Philipp: Specialty Coffee hatte für mich immer schon Merkmale eines Luxusprodukts oder eines Nischenmarktes, was auch einen Teil seines Reizes ausmacht. Für viele ist der Preis von 10-20 € für 250 g als durchschnittlicher Retailpreis für Specialty Coffee bereits Luxus, während man bei Aldi das Kilogramm für 6,99 € bekommt – und hier sprechen wir nicht einmal von den Panama Geishas, die jenseits der 500 $/kg liegen. Natürlich wird Kaffee teurer, und es könnte passieren, dass immer weniger Menschen sich diesen Luxus nicht leisten können oder wollen (zumindest vorübergehend).
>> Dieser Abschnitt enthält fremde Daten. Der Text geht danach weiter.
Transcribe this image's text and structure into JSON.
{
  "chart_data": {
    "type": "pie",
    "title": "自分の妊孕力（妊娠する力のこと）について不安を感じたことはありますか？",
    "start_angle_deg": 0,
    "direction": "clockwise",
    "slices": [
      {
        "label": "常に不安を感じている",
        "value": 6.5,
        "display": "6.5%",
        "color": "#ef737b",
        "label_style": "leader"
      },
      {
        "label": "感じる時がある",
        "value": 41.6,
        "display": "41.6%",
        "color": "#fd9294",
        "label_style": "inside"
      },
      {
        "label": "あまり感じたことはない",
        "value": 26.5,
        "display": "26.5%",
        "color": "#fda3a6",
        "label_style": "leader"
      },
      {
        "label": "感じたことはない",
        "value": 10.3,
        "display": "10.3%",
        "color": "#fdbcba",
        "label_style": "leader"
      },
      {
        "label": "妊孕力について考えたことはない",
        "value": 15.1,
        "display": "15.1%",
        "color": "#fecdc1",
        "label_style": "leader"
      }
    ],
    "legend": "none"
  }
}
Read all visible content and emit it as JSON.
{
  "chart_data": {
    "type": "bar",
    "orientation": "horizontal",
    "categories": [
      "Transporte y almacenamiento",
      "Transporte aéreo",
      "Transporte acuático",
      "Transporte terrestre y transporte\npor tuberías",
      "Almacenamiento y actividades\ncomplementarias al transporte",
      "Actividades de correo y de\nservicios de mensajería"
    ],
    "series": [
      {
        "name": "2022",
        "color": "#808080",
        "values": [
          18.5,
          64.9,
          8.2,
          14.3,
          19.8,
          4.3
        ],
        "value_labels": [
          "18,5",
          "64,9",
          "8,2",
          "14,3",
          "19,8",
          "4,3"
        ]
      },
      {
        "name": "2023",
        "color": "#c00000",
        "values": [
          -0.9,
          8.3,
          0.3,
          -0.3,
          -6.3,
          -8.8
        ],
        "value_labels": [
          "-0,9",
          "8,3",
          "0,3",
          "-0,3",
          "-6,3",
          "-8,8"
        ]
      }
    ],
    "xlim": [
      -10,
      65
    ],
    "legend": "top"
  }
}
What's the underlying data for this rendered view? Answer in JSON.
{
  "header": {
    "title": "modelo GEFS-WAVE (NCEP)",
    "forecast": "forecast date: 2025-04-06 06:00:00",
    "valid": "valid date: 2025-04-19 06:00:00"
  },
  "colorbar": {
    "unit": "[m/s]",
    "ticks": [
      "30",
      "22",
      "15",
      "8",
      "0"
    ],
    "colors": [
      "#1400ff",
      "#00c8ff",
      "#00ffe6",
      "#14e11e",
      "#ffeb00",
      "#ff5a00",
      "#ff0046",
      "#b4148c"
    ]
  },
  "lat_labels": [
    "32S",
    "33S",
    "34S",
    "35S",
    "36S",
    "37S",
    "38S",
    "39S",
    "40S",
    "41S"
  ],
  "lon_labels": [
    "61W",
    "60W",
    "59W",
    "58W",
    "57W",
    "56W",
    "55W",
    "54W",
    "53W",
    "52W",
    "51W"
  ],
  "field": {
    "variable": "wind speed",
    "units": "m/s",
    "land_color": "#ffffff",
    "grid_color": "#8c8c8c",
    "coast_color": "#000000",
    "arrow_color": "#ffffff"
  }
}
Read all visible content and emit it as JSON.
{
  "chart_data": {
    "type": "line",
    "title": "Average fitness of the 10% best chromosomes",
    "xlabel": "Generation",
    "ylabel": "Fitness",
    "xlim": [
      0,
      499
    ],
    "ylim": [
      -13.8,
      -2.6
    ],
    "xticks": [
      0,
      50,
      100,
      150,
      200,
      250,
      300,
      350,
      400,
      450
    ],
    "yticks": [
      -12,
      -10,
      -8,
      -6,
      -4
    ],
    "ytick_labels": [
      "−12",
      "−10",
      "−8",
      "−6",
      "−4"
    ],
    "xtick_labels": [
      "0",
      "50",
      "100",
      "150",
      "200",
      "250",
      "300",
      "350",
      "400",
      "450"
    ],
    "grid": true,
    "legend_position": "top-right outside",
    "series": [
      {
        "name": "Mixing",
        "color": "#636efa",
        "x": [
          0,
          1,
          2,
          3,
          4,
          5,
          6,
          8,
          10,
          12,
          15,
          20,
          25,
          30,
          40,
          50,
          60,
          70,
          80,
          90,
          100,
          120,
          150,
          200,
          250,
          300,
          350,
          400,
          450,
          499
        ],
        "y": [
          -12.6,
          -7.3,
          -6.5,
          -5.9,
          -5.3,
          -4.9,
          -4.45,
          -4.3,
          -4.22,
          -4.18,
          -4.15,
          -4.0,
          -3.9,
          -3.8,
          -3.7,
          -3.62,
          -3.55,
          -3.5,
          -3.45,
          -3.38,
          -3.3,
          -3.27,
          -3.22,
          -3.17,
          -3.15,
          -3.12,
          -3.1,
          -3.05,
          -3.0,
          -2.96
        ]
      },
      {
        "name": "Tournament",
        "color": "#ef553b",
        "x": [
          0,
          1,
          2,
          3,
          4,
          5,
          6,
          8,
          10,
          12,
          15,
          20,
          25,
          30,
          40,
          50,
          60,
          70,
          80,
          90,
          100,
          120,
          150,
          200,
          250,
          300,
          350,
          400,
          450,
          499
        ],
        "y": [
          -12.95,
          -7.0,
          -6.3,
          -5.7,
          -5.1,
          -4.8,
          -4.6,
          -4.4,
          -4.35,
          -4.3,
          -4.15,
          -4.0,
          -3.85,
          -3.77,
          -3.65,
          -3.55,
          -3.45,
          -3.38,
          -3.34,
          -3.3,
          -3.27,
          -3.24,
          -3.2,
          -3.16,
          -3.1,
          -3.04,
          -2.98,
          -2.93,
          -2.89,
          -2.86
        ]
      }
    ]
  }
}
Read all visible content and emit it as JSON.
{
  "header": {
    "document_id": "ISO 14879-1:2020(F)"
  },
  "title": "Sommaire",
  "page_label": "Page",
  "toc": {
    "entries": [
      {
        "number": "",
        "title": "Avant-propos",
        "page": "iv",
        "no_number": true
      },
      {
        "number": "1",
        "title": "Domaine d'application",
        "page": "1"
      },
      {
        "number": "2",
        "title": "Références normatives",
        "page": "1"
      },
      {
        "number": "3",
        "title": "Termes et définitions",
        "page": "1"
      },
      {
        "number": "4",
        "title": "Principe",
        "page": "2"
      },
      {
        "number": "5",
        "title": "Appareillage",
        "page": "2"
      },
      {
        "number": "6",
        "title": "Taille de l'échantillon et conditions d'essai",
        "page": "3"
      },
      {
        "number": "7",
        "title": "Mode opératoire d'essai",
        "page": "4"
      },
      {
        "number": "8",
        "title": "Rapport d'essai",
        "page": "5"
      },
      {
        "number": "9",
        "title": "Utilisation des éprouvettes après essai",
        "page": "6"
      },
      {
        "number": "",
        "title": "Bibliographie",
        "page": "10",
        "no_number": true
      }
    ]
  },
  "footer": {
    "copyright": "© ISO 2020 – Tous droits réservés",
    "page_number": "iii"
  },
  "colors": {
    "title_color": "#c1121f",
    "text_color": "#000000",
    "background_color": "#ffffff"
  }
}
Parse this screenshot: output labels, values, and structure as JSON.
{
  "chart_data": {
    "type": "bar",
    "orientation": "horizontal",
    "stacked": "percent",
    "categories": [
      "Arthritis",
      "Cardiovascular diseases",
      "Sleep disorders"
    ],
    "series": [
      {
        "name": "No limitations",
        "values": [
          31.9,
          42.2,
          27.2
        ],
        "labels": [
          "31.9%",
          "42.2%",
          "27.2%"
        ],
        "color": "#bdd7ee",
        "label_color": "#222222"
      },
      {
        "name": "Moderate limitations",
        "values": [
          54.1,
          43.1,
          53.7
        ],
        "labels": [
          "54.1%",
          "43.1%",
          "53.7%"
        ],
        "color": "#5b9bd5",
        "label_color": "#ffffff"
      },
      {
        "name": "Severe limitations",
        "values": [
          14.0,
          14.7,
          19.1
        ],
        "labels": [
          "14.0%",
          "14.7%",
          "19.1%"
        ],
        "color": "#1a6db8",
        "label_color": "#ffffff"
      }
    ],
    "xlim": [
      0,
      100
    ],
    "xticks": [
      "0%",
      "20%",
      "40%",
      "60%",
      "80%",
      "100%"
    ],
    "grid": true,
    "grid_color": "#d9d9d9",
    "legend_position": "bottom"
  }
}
Trotz steigender Preise werden viele Konsumenten weiterhin guten Kaffee kaufen wollen und eventuell nach günstigeren Alternativen im Portfolio von Specialty Coffee Röstereien suchen. Vielleicht ist es auch eine Option, sich die 81-83 PPT SCA noch einmal anzuschauen und diese in das Portfolio aufzunehmen, um erschwinglichere Alternativen zu schaffen. Ich denke, dass diese Situation viele Chancen bietet und dass wir als Community nun gefordert sind, unsere Leidenschaft und Liebe für Kaffee in ein stabiles wirtschaftliches Fundament zu integrieren und dieses auch unseren Kunden verständlich zu vermitteln. Es gibt durchaus Wege, den breiten Zugang zu Specialty Coffee aufrechtzuerhalten, indem man auf Effizienz, Innovation und partnerschaftliche Geschäftsbeziehungen setzt. Zudem wächst die Nachfrage nach hochwertigem Kaffee weiter, sodass der Markt auch im zugänglicheren Segment bestehen bleiben kann.
Gibt es innovative Modelle, um Farmer:innen in dieser Situation besser zu unterstützen – z. B. alternative Bezahlmodelle oder neue Zertifizierungsansätze?
Simone: Farmer, die Produktionsmengen direkt oder an Exporteur/Importeur verkaufen, sind im Moment eher positiv betroffen, was super ist! Exporteure im Origin hingegen haben gerade mit Cashflow und Vorfinanzierung zu kämpfen, da der Wert der Ware extrem angestiegen ist. Und Farmer haben aus anderen Gründen gerade Schwierigkeiten Migrationsarbeiter/Pflücker zu finden, allerdings ist dies nicht Börsen Trend getrieben. Denke die beste Unterstützung ist es, so viel von einer Farm abzunehmen wie möglich und auch eventuelle Qualitätsunterschiede in Kauf zu nehmen und vor allem konstante Businesspartnerschaften aufzubauen.
Welche Rolle spielen direkte Handelsbeziehungen (Direct Trade) und langfristige Verträge jetzt? Sind sie eine Lösung gegen Preisvolatilität oder werden sie schwieriger umzusetzen?
Simone: Da bin ich tendenziell natürlich beeinflusst, aber langfristige Partnerschaften sind immer vorteilhaft und auch als Importeur wäre es für uns und eine Risikominimierung wichtig, auf zuverlässige Käufer zu hoffen. Im Moment kaufen Exporteure und Importeure weniger Ware, weil die Verluste und das Risiko höher geworden sind. Um also die Ware verfügbar zu haben, die man als Rösterei braucht, ist es um so wichtiger in Kommunikation zu treten und Bedarf an Rohkaffee abzuklären, egal an welcher Stelle oder welche Handelsbeziehung man pflegt.
Philipp: Direkte Handelsbeziehungen sind für mich ein vielversprechender Weg.. Sie ermöglichen langfristige, vertrauensvolle Partnerschaften und bieten eine gewisse Unabhängigkeit von der Volatilität des Marktes. Auch wenn sie nicht immer leicht umzusetzen sind, schaffen sie Stabilität und Perspektive. Unabhängig davon, ob eine Rösterei über Spot oder langfristige Verträge einkauft – entscheidend ist eine vorausschauende Planung: Wann wird welcher Kaffee benötigt, in welcher Menge, zu welchem Preis und passend zur Erntezeit.
Am Ende ist es vielleicht eine gute Mischung aus Spot Sourcing und direkten Handelsbeziehungen.